Thorpe, who has been described as a “firebrand,” has previously advanced positions at odds with Bandt and the Greens leadership.
Bandt and the Greens have “welcomed” the Labor government’s policy of creating an Aboriginal “Voice” to parliament. The body could only be created by a successful referendum. It would function as an advisory entity, making representations to parliament and the government on indigenous issues.
As the WSWS has explained, the “Voice” is a reactionary fraud. It will do nothing to alleviate the horrific social crisis confronting broad sections of the Aboriginal population. Instead, its purpose, as with all identity politics, is to elevate a privileged layer of upper middle-class Aboriginals, who will be further integrated into the capitalist state that oppresses working class Aboriginal people. And it is intended to drive a wedge between Aboriginals, the majority of whom make up the most oppressed section of the working class, and other sections of workers.
Thorpe has repeatedly criticised the Voice, describing it as a “waste of money” that could have been used to improve conditions in Aboriginal communities. Her opposition to the proposal is rooted in the same reactionary identity politics as those supporting the Voice. Thorpe has not criticised the policy from the standpoint that it divides the working class. Instead she has warned that it could undermine “Aboriginal sovereignty,” and has called for a “treaty” between Aboriginal people and the government.

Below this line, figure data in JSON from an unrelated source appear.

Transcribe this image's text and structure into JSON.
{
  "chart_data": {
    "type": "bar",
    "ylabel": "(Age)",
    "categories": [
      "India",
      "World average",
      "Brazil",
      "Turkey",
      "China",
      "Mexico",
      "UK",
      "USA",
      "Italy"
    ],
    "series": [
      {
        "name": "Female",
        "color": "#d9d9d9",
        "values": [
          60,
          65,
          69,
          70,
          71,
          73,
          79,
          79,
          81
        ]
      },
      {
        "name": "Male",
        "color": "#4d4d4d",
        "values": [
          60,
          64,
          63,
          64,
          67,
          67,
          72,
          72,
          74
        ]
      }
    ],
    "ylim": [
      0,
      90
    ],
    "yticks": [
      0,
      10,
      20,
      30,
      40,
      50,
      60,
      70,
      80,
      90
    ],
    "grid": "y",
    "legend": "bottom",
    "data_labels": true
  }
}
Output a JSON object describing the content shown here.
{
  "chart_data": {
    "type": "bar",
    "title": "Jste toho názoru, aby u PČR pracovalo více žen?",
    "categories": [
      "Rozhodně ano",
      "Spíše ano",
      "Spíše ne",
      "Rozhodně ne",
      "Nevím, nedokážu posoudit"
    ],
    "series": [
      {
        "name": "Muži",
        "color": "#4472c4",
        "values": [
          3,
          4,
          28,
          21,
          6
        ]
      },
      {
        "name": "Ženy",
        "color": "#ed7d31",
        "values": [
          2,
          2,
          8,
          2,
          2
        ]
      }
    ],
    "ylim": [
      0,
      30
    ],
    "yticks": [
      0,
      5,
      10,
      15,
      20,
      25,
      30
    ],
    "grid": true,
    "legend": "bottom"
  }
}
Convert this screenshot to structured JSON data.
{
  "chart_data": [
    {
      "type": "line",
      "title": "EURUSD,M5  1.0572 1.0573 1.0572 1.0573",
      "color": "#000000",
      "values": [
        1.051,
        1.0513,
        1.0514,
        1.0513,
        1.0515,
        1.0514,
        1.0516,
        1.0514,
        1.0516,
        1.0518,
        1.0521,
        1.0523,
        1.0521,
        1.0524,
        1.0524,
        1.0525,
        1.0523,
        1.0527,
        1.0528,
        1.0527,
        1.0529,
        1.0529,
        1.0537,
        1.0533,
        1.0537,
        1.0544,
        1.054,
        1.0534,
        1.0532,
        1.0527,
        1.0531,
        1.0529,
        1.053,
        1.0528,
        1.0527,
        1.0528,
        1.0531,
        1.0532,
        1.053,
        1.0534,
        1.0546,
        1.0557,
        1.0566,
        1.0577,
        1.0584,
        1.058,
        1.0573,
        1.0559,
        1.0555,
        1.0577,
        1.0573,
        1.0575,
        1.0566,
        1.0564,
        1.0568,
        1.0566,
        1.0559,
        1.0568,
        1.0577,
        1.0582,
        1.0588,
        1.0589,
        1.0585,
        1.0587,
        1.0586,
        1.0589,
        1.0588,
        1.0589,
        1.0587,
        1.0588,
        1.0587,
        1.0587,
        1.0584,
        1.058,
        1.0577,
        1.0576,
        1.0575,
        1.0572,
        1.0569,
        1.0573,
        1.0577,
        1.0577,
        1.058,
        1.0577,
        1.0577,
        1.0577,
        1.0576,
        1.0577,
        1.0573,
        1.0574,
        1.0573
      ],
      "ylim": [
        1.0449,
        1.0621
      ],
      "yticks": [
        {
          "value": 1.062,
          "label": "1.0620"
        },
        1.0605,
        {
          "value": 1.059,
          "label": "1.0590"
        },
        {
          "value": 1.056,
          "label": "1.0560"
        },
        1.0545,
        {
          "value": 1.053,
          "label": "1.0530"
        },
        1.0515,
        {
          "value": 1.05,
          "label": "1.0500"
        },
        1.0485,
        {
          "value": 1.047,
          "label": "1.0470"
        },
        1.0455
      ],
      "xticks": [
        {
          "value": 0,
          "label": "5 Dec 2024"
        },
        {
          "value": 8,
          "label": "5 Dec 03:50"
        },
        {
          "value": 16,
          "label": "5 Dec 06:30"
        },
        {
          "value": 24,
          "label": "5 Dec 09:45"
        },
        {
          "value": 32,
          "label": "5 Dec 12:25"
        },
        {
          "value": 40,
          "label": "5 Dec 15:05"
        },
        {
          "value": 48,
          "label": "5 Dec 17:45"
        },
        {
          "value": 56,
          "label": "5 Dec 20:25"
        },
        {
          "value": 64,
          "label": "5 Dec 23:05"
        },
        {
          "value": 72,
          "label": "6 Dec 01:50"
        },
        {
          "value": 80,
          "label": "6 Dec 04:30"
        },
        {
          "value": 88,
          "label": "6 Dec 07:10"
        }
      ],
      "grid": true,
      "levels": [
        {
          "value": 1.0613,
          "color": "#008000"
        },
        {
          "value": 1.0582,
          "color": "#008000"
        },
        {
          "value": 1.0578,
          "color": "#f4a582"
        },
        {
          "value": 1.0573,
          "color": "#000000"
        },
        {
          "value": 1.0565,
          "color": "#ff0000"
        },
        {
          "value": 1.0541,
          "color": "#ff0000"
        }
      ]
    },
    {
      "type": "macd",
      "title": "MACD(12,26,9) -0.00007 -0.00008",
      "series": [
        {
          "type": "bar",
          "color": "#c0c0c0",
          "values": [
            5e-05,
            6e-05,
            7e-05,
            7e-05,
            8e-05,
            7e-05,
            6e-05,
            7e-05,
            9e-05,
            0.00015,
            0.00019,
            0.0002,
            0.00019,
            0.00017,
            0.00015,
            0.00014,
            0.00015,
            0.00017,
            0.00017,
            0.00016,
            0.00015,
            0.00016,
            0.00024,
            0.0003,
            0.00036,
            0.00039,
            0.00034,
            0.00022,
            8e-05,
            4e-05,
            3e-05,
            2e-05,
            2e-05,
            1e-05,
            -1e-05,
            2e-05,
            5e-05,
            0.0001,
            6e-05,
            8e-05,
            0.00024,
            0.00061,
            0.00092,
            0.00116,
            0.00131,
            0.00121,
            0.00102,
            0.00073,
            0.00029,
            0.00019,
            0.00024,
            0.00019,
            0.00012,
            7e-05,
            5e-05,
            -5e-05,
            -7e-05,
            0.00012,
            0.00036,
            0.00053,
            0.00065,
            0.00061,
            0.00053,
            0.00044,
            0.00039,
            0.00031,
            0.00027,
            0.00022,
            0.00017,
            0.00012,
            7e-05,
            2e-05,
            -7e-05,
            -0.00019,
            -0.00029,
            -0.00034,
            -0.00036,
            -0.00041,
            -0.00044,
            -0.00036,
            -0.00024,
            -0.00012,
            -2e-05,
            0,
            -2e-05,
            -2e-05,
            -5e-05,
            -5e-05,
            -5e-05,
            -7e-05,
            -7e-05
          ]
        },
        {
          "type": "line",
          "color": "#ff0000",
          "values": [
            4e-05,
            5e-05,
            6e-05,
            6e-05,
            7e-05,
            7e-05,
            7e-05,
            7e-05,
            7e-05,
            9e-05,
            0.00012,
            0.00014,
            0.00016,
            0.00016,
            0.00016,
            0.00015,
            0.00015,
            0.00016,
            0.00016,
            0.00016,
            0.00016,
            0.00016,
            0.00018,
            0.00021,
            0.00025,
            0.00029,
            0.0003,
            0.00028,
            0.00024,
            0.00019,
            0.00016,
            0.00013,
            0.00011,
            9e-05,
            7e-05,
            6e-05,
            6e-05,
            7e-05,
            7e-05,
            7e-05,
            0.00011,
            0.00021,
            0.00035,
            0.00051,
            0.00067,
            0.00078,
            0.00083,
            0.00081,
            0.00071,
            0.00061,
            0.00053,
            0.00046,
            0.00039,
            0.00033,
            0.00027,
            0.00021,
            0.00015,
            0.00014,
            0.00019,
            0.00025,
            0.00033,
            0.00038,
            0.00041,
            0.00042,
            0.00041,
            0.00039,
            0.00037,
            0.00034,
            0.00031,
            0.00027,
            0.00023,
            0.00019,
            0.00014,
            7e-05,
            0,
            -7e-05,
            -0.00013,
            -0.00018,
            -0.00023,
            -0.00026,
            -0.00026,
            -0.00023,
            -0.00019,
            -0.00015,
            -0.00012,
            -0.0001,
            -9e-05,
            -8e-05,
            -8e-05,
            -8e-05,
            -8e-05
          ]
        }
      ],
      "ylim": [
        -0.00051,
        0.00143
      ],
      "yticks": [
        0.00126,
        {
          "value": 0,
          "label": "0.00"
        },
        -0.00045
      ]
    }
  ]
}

In other words, there are no principled differences between Thorpe and other Greens leaders. They are all steeped in middle-class politics and hostile to the fight for a unified socialist movement of the entire working class.
Thorpe has recently stated that she will not campaign against the Voice and has said that she does “not want to be a thorn in the side” of the Albanese Labor government.
Her previous statements, however, no doubt cut across the attempts by Bandt and the Greens leadership to deepen their collaboration with the right-wing Labor government, even as it imposes major austerity measures, cuts taxes for the ultra-wealthy, deepens Australia’s frontline role in war preparations and rejects any measures on climate change that would impinge on the fortunes of the major coal and energy corporations.
Calls for a coalition with Labor were at the centre of the Greens’ campaign for the May federal election. Time and again, Bandt and other senior MPs insisted that the Greens were a “responsible party,” ready to take a more prominent role in the corridors of power.
They harked back to their role in propping up the minority Gillard Labor government, from 2010‒2013. That administration carried out sweeping attacks on the working class, deepening the pro-market degradation of healthcare, education and disability services and kicking hundreds of thousands of single parents off their benefits. It aligned Australia with the Obama administration’s “pivot to Asia,” in preparation for war with China and joined in the persecution of WikiLeaks publisher Julian Assange for exposing US-led war crimes.
Thorpe has never differentiated herself from this record, or from the Greens’ continuous overtures to Labor, and at times even the Liberal-Nationals. There is little doubt, though, that she has been a “thorn in the side” of Bandt’s attempts to transform the Greens into a fully-fledged party of capitalist government.
The affair has again underscored the thoroughly right-wing character of the Greens.